Law professor Hovenkamp to advise Obama administration on antitrust policy
Monday, December 3, 2012

University of Iowa law professor Herb Hovenkamp is part of a team assembled by the American Bar Association (ABA) to advise President Obama on antitrust policy during his second term.

herb hovenkamp
Herb Hovenkamp

Hovenkamp, one of the country’s leading authorities on antitrust law and business competitiveness, is a member of the ABA’s Transition Task Force to the President-Elect. The task force is established by the American Bar Association every election year to compile and issue reports for incoming presidents that give the Bar’s position on legal issues in various fields and recommend policy changes.

Hovenkamp’s group is looking at antitrust issues that relate to business competitiveness, strengthening markets, and encouraging innovation. He says the task force was appointed last spring and has about 40 members of all political persuasions, most of them lawyers and scholars in antitrust fields, and corporate counsels. The co-chairs are Douglas Melamed, general counsel of Intel Corp., and Donald Klawiter, a Washington, D.C., attorney who specializes in antitrust cases.
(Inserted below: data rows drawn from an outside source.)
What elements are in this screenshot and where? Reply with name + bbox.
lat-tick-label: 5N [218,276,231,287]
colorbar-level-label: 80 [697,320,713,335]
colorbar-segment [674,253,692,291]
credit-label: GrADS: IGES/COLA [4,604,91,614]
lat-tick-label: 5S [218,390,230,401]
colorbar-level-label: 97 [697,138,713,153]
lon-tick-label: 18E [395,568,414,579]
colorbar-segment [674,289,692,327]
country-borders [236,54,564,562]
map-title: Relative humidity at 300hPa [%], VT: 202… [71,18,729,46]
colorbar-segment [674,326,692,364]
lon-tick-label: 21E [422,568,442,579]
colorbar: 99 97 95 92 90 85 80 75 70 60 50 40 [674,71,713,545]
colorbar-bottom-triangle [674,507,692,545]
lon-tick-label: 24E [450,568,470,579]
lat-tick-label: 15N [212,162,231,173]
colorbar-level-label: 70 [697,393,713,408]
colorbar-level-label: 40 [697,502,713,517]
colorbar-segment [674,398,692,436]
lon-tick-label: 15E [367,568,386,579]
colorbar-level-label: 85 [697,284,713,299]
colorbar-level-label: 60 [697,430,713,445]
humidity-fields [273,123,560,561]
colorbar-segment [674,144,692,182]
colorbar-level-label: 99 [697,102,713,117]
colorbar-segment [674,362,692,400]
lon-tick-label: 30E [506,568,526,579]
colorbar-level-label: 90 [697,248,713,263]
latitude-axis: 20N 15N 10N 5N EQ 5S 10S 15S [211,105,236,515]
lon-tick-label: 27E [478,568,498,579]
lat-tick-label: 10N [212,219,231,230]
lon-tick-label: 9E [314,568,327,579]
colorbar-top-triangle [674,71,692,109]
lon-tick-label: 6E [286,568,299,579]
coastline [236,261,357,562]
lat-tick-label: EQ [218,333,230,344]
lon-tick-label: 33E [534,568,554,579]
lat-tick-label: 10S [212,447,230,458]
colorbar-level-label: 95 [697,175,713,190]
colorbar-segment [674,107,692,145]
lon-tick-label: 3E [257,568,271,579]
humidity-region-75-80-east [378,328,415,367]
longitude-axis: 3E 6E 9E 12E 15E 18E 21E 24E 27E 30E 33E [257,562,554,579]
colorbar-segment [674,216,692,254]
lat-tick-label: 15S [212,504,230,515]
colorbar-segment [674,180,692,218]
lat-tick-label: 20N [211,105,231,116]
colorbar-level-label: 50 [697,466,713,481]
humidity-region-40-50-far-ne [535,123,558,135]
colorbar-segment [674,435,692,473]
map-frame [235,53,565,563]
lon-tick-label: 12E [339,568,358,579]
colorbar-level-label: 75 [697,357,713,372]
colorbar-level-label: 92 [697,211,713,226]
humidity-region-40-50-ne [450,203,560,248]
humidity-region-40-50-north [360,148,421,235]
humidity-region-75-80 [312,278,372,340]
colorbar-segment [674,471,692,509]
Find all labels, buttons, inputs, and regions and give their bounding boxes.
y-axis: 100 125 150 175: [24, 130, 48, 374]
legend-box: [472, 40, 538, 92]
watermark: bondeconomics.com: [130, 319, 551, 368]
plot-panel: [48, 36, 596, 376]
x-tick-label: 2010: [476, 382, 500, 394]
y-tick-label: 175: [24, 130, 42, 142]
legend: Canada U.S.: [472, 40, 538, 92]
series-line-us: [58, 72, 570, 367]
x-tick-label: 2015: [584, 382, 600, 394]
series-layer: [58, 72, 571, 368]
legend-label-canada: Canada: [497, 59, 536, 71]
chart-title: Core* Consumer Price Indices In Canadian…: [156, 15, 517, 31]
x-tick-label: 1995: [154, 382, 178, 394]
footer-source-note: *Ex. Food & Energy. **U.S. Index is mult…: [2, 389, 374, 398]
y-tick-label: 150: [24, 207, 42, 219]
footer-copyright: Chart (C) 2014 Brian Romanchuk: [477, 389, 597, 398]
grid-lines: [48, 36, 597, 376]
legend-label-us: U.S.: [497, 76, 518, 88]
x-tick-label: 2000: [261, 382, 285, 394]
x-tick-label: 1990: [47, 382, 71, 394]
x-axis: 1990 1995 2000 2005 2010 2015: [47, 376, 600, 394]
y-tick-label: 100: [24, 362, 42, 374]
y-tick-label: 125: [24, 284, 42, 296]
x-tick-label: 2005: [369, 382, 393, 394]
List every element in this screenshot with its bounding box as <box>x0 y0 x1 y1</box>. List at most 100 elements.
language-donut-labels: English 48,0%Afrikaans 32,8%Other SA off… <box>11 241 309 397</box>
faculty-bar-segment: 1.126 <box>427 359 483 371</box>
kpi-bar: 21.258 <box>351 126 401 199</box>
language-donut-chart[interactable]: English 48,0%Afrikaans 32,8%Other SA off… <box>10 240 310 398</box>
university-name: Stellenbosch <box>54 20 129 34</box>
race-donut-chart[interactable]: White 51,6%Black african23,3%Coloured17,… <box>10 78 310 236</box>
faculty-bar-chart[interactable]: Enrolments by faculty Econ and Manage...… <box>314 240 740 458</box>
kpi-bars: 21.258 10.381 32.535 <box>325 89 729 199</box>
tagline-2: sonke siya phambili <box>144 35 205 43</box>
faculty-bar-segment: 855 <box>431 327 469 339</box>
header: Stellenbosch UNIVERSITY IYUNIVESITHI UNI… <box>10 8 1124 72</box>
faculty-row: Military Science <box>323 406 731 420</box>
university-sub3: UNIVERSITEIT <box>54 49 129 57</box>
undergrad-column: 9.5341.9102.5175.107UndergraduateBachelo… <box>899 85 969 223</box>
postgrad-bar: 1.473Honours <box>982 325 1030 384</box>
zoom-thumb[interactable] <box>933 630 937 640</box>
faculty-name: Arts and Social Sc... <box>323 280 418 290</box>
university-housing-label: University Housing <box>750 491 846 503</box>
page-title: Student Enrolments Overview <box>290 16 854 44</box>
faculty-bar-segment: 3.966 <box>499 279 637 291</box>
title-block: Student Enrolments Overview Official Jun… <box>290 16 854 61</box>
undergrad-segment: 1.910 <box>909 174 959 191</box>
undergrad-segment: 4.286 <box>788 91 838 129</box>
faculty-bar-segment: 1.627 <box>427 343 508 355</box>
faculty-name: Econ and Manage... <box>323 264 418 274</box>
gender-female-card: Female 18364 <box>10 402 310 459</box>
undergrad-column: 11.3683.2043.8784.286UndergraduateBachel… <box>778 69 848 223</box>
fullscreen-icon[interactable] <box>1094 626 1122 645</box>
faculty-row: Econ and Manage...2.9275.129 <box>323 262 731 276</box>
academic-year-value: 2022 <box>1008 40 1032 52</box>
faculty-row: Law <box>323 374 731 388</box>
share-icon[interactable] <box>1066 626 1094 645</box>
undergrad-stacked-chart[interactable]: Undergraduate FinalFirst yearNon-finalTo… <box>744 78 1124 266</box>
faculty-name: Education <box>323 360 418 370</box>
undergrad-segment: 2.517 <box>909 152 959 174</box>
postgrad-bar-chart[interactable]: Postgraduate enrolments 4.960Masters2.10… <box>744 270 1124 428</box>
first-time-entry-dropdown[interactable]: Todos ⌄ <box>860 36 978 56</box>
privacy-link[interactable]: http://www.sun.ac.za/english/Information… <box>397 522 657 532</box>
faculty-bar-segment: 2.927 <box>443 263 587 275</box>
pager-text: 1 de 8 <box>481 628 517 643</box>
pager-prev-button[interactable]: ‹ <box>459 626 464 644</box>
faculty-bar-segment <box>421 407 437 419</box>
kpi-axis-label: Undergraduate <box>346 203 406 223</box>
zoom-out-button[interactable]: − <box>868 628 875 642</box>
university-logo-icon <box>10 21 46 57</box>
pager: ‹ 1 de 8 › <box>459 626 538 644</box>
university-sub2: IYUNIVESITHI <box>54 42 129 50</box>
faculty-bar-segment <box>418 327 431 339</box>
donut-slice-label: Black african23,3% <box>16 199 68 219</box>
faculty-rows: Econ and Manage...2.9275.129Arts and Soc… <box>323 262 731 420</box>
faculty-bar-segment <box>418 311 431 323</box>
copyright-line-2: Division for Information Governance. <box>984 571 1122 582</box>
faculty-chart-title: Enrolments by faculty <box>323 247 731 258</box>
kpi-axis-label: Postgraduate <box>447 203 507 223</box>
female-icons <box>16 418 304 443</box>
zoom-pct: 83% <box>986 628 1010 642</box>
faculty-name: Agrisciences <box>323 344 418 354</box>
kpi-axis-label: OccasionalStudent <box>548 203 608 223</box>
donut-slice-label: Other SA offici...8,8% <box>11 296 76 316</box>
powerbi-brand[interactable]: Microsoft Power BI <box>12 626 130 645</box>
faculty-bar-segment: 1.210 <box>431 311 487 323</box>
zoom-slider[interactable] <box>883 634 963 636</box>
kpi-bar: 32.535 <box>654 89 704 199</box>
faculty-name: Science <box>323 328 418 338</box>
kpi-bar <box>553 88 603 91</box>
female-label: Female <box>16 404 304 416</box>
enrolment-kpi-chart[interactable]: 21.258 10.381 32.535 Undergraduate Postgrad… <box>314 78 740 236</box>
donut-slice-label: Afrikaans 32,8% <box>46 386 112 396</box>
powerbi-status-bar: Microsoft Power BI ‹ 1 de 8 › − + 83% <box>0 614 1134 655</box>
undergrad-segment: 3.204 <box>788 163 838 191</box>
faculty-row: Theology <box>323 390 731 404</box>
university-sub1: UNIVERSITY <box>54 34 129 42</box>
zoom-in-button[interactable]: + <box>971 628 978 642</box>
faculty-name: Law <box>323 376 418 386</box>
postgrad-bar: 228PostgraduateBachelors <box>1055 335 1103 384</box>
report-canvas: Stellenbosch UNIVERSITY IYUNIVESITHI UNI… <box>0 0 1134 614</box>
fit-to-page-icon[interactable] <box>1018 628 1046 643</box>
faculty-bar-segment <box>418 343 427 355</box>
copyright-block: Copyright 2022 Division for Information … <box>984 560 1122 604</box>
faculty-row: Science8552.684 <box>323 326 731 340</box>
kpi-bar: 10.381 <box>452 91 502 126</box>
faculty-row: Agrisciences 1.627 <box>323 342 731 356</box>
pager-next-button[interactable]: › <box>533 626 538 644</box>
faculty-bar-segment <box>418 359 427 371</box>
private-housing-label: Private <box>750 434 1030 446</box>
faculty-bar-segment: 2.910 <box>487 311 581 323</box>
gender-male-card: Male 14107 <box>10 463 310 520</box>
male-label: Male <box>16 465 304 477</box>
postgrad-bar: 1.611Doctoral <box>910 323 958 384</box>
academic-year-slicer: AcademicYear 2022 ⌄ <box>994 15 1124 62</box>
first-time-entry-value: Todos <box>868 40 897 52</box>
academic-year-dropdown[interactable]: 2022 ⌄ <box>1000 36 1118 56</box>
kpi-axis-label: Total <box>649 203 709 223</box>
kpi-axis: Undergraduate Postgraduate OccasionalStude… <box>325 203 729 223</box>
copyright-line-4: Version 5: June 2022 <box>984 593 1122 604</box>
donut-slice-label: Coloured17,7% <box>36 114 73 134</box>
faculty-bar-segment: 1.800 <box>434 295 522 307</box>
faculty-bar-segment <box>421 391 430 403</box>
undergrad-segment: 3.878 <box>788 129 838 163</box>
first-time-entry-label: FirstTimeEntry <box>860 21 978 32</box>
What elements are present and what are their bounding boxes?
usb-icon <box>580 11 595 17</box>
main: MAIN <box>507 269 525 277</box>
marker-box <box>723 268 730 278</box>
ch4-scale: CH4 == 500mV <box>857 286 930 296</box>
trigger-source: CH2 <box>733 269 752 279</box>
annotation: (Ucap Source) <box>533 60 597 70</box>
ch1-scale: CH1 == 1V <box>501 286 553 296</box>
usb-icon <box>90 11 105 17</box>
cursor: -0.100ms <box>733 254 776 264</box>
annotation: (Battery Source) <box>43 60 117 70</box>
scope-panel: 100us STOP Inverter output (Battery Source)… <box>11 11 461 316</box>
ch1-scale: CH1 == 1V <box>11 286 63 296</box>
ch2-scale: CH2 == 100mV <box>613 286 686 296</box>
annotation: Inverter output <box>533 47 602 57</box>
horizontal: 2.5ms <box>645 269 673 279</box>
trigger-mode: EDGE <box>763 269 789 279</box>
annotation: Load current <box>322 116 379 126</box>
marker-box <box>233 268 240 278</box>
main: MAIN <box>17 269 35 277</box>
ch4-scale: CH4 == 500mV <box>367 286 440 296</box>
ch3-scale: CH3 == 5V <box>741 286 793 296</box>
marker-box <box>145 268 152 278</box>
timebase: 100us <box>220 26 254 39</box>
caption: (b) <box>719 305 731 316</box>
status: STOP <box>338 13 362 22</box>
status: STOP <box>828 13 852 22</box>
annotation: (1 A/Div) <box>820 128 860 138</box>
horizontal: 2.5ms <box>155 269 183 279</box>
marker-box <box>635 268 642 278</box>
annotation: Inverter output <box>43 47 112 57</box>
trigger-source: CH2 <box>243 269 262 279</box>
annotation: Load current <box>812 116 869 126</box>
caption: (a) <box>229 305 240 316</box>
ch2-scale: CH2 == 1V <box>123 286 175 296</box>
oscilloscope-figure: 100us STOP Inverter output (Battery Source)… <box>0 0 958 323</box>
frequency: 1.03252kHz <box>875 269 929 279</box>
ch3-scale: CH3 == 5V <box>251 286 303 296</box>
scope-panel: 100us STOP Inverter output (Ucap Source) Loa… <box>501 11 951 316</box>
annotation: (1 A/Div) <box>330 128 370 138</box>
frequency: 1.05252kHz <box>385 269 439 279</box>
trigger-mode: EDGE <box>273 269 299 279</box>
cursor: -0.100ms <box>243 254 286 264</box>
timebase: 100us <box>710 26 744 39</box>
Hovenkamp says the task force’s 40-page report would have been the same whether Obama or Mitt Romney had won. While it’s still unfinished, Hovenkamp expects it to be heavy on antitrust specifics, unlike a generally vague report the task force wrote intended for either Obama or John McCain in 2008. However, he says about half of the ideas will be along the lines of “just keep doing what you’re doing,” and the rest will be not much more than tweaks. Nothing in it will be controversial, he says.

“I don’t think anything in the report will prompt Obama to change direction,” says Hovenkamp. “Even the Republicans on the committee felt that not a lot of changes were needed, which is a credit to the current administration’s policies of the last four years.”

Once the task force has approved the report, the ABA will forward it to the White House, where it will likely make its way to the director of the Antitrust Division of the Department of Justice and the chairman of the Federal Trade Commission. At that point, it’s up to the administration to implement any changes.

“Admittedly, the task force reports effects are limited, but they have had some impact,” says Hovenkamp. “Administrations do read them.”